The boss of a childcare provider has said crimes against youngsters could have taken place even if individuals were not convicted of offences.
Alice Harper, chief executive officer of Quarriers, told the Scottish Child Abuse Inquiry on Monday she was “deeply saddened” by evidence of harm at its former residential homes in Inverclyde.
She described “unacceptable” levels of punishment and children being treated as “domestic labour” by house parents at the Quarriers Village cottages.
It was heard seven former members of staff have been convicted of forms of abuse – John Porteous, Joseph Nicholson, Mary Drummond, Samuel McBrearty, Alexander Wilson, Ruth Wallace and Euphemia Ramsay.
However, she added that more crimes could have been committed without there being any criminal repercussions.
Ms Harper said: “Personally I’m deeply saddened and shocked by the evidence I have heard.

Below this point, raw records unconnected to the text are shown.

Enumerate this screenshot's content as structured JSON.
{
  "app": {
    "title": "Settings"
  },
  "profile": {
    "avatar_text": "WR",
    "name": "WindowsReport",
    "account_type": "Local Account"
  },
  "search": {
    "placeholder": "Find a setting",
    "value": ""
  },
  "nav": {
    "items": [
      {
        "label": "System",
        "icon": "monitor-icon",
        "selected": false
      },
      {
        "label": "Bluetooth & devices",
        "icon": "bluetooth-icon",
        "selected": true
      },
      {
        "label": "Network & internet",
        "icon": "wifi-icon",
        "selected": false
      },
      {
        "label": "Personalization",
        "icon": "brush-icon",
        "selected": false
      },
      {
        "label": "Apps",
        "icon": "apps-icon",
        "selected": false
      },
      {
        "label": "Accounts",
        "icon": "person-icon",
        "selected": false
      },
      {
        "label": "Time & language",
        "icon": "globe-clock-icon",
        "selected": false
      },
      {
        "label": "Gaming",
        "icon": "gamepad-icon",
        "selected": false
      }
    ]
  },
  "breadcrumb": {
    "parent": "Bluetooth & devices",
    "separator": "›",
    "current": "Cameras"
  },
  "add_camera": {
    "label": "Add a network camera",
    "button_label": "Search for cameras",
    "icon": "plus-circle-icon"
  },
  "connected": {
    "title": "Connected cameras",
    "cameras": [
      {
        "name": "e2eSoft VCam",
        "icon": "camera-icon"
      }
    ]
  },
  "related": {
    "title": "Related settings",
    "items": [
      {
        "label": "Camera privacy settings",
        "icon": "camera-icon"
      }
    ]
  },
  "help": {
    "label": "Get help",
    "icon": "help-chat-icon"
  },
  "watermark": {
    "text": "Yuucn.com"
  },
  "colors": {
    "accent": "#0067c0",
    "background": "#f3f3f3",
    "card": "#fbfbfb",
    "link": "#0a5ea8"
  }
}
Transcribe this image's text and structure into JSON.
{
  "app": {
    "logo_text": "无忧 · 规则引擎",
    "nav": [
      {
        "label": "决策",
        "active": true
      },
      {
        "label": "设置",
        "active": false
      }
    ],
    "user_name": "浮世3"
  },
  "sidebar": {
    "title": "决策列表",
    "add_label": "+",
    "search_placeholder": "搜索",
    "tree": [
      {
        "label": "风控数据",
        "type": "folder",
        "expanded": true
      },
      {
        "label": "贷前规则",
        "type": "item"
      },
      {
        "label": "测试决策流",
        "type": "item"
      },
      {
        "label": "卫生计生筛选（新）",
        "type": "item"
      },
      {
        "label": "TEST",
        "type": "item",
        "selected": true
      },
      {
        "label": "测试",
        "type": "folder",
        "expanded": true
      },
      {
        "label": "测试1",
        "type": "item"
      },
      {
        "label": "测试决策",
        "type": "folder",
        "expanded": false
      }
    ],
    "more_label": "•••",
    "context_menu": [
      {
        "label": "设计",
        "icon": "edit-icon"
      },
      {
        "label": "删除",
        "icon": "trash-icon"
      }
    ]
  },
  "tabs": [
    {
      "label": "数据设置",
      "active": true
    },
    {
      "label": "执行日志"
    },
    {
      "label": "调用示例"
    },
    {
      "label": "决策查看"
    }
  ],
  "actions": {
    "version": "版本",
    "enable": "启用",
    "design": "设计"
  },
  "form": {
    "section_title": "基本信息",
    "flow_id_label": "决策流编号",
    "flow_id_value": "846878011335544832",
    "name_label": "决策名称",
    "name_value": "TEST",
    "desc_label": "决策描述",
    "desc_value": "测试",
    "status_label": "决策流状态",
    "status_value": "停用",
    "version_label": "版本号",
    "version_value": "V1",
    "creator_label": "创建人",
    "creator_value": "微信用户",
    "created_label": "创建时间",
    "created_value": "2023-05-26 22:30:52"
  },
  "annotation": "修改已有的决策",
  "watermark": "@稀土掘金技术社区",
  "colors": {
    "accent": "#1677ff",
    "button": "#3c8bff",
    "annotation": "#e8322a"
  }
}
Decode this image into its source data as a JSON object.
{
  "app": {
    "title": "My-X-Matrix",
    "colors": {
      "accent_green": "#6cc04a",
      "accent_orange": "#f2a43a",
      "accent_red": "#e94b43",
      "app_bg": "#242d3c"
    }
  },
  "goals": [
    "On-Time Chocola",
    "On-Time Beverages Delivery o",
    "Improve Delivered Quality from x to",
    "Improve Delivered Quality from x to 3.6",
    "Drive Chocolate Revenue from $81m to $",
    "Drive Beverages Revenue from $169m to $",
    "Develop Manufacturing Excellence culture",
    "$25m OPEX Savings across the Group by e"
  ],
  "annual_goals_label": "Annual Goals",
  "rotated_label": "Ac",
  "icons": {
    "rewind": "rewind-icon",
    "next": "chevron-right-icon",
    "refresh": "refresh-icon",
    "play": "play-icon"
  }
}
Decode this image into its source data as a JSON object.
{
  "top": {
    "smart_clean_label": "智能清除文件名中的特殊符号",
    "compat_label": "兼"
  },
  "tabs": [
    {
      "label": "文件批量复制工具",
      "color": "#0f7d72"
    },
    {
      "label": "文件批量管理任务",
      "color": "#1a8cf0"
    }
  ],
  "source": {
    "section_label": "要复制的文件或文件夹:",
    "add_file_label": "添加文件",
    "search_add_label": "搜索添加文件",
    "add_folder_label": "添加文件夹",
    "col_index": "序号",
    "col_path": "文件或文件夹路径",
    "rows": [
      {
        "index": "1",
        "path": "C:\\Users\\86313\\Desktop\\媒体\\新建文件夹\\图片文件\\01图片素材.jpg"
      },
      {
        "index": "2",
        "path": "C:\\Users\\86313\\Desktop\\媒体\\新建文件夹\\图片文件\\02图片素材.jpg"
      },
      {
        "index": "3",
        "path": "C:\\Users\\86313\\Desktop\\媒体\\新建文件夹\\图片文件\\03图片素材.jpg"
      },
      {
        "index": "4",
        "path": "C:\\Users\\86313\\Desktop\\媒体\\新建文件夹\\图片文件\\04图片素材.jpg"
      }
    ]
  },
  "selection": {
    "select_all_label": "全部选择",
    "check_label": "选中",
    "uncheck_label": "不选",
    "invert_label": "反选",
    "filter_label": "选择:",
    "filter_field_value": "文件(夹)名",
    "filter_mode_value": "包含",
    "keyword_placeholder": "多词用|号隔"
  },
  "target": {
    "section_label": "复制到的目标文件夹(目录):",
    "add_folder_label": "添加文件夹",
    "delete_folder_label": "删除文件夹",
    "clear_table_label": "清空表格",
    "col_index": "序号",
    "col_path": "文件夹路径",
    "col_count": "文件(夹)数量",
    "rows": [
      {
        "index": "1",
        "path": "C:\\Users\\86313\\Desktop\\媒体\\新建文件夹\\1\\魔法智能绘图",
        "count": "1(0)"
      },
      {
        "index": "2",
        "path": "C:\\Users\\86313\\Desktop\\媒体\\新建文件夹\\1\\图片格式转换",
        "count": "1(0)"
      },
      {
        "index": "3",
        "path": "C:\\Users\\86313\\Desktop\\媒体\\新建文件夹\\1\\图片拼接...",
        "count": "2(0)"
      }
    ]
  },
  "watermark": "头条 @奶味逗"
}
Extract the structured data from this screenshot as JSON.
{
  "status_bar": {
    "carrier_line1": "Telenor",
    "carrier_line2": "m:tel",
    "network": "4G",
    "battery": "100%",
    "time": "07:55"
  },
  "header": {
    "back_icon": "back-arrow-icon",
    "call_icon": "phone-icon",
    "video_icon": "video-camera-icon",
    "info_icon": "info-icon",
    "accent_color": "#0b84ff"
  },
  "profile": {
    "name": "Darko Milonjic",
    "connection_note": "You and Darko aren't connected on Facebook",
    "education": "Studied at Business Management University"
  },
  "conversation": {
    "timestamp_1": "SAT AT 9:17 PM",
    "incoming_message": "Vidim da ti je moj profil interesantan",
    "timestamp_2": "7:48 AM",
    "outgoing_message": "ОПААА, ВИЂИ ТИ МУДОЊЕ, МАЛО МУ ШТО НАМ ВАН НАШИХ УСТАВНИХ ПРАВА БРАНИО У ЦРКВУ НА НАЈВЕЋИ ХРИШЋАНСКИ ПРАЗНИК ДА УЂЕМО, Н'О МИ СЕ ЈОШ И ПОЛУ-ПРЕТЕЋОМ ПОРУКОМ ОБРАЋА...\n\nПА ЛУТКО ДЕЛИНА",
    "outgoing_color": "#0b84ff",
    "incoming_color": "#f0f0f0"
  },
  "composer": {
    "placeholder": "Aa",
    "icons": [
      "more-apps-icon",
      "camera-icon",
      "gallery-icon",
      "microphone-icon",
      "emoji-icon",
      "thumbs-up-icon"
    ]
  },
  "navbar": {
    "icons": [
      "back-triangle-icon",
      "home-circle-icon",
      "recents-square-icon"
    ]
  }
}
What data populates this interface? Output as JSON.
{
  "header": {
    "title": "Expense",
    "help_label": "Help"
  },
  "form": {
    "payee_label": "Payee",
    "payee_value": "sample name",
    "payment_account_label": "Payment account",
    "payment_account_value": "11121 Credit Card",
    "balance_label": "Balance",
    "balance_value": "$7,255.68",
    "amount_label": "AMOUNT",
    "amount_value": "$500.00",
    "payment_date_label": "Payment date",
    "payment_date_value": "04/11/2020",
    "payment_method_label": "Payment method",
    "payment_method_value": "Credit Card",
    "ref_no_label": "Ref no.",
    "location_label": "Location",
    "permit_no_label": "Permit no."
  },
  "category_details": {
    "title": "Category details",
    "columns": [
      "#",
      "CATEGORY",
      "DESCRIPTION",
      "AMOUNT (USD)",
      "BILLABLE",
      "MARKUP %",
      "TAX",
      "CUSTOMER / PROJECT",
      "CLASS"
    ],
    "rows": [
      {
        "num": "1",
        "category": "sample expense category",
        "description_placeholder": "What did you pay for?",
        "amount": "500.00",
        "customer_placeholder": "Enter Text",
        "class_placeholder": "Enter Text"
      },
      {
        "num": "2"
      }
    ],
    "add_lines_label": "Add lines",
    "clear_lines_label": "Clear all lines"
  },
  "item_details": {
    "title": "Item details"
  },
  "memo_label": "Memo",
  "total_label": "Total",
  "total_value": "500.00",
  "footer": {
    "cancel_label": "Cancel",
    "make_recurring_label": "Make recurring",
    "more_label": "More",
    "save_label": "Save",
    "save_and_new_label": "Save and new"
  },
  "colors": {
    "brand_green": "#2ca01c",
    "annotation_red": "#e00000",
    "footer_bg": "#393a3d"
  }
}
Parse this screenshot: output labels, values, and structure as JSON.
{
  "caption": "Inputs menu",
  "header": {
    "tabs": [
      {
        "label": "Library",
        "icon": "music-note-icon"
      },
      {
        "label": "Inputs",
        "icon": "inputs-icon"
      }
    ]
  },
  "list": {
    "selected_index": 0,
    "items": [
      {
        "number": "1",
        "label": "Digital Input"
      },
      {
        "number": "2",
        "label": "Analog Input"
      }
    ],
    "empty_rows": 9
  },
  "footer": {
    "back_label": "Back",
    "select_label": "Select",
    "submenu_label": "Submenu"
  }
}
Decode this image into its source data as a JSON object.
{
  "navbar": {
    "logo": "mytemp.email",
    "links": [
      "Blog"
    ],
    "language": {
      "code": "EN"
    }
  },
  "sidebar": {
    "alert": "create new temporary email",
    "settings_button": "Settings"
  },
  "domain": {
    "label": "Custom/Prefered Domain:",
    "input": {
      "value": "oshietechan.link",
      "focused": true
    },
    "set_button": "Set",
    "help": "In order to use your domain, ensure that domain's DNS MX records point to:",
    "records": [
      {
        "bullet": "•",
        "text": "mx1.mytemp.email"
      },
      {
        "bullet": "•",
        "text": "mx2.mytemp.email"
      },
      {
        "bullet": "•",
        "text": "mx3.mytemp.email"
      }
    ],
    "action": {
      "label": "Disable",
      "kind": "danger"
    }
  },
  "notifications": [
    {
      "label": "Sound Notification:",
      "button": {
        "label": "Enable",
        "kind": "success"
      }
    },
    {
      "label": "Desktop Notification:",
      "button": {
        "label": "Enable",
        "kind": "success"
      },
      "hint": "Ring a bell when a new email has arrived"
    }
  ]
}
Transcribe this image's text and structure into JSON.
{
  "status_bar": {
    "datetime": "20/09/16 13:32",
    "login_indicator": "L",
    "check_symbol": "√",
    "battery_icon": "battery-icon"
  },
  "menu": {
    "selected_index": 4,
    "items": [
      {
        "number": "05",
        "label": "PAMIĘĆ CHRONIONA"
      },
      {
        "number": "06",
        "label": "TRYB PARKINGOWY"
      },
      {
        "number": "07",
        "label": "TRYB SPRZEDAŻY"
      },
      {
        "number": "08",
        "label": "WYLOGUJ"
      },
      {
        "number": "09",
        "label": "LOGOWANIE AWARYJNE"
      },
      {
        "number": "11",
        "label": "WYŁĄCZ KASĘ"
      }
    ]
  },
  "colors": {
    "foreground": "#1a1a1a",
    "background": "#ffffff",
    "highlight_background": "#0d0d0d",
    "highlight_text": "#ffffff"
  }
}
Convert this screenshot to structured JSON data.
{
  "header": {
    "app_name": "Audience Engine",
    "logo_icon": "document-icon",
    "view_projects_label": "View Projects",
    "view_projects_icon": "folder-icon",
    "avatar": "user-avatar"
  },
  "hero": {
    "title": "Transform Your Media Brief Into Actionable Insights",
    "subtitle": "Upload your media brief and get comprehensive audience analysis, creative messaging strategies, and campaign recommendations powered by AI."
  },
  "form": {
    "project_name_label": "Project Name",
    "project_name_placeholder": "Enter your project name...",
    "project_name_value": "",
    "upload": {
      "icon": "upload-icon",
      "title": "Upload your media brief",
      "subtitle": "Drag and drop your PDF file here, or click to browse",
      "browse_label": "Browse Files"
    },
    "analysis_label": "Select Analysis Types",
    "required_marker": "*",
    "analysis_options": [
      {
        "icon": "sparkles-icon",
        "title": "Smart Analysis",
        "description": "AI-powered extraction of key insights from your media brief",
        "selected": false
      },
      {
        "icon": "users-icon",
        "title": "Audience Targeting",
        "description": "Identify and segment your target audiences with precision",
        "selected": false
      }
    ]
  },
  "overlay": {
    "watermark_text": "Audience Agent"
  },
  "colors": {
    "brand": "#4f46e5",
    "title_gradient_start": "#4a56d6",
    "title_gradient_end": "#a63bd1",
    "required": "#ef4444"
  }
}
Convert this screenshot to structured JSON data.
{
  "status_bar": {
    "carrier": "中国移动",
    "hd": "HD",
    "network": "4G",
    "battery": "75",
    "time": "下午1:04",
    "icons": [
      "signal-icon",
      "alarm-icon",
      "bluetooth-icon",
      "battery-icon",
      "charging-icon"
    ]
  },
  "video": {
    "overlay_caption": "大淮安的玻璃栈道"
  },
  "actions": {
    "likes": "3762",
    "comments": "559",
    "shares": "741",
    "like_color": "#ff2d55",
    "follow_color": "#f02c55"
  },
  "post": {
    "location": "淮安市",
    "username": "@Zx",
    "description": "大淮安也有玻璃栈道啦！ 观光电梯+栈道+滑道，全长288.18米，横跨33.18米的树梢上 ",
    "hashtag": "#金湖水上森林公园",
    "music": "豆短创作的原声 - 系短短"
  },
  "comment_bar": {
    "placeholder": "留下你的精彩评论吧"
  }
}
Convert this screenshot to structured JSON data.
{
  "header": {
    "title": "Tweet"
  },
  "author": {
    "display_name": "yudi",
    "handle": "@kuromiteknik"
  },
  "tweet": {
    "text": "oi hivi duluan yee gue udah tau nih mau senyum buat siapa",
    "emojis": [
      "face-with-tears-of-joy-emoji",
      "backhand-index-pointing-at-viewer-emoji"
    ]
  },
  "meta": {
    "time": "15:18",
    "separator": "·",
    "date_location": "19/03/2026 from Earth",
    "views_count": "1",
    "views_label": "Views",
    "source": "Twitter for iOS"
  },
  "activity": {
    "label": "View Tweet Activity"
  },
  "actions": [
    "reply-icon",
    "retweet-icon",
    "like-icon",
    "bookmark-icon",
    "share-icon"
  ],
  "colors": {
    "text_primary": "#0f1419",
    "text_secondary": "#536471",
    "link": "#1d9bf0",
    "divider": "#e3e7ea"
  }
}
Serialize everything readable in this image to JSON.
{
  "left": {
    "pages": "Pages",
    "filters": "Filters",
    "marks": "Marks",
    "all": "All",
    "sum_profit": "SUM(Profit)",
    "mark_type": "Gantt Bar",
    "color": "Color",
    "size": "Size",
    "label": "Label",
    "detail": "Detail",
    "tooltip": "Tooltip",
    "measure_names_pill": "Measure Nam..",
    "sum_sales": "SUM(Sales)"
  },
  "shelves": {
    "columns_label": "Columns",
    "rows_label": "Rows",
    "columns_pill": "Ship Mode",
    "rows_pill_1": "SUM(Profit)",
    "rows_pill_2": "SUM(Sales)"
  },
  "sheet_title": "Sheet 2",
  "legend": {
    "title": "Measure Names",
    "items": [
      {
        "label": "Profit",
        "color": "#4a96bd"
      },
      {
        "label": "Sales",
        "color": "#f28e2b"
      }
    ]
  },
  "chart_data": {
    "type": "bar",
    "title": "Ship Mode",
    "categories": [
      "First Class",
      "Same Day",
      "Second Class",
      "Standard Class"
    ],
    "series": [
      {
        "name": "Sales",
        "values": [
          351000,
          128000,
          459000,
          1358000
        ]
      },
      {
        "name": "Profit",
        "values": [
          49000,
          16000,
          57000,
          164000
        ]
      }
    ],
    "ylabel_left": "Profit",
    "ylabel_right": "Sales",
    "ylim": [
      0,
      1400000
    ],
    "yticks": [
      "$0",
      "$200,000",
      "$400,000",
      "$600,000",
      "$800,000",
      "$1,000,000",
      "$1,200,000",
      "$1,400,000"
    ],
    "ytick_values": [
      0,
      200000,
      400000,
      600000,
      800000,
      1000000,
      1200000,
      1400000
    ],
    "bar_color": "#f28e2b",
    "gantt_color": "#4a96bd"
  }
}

I will never forget that.
“On behalf of Quarriers, I unreservedly apologise to those who suffered abuse while in the care of the organisation.”
She added: “I accept that simply because individuals were not convicted of certain offences, does not mean they did not abuse children in the way that was alleged.”
The inquiry has previously heard evidence of sexual, physical and emotional abuse inflicted upon children by employees at the village.
It operated largely as a child residential institution from the 19th century until the 1980s.
In most cases there were one or two people who ran cottages looking after the children, sometimes as many as 30 in one home.
Most claims of abuse were said to have been in relation to alleged offences between the 1950s and 1980s.
The witness said a “closed culture” existed in the properties, which did not allow for the children’s voices to be heard.
Ms Harper added: “The whole set-up at Quarriers made it difficult for children to complain. There’s also evidence that when children did complain they were not believed.”
The inquiry is currently investigating residential childcare establishments run by non-religious and voluntary organisations.
Meanwhile, Charles Coggrave said that too much emphasis was placed on preventing harm from strangers, rather than those youngsters knew.
The head of safeguarding and aftercare for Quarriers also agreed the charity’s former village model created an environment which made it easier for them to be preyed upon.
Mr Coggrave said: “When I was a child, my mum and dad would warn me about strangers.
“There was even some public safety awareness campaign and stranger danger was a thing.
“The evidence is that – particularly talking about sexual abuse – that’s much more common with people you know, by people known to the child.”
The inquiry before judge Lady Smith continues on Tuesday.